「おれたちの青空」佐川光晴
先日読んだ「おれのおばさん」の続編。
次の3編が収録されている。
「小石のように」
「あたしのいい人」
「おれたちの青空」
「おれのおばさん」の主人公は、父親が服役したため、北海道の養護施設にやって来た陽介だった。
今回は、それぞれ語り手が異なる。
①「小石のように」・・・陽介のやって来た養護施設のルームメイト・卓也。
②「あたしのいい人」・・・養護施設を運営する陽介のおばさん・後藤恵子。
③「おれたちの青空」・・・陽介
どの作品も甲乙つけがたい面白さ。
P126(おばさんの略歴が語られる)
かあちゃんと令子に見送られて敦賀港から乗ったフェリーが小樽港に着き、北海道におりたったのが十九歳。
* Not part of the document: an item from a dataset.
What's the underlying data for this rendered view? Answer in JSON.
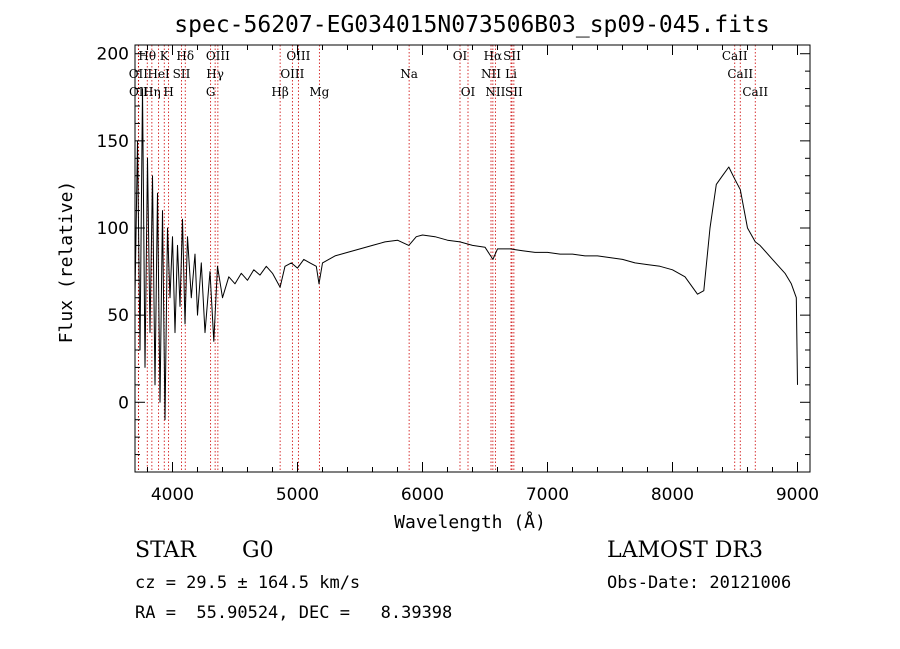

芝居に夢中になって、あんなに苦労して入った北大を中退して、善男と一緒になったのが二十三歳。それから劇団魴鮄舎(ほうぼうしゃ)を旗揚げして、花が生まれて、善男と別れたのが二十七歳のとき。中学生ばかりを集めた児童養護施設をひらいたのが四十一歳で、それから七年がたったことになる。
P154
大人になってみてわかったのは、こんなにも子どもが気にかかるのかってことだ。自分が子供だったときは、とうちゃんやかあちゃんがあたしをどんなに心配してるのかなんていちいち考えていなかった。逆に言えば、それだけ安心していたってことで、その安心に乗って北海道まで飛び出せたんだと、今にしてあたしは思う。
【ネット上の紹介】
父親が服役中の陽介、虐待の記憶に苦しむスポーツ万能の卓也。札幌の児童養護施設「魴鮄舎(ほうぼうしゃ)」に暮らす仲間も高校受験を控え、悩める時期を迎えている。ある大雪の朝、卓也は「家出」を敢行するが…(「小石のように」)他全3篇。高校進学への迷いと未来への希望―陽介と卓也に旅立ちの時が来た。第26回坪田譲治文学賞受賞作『おれのおばさん』に続く感動の青春小説。
[出版社商品紹介]
『おれのおばさん』待望の続編。札幌の児童養護施設に暮す中学生たちも受験の時期。悩み迷い、新たな人生に踏み出してゆく。爽やかな感動が胸を打つ青春小説3篇収録。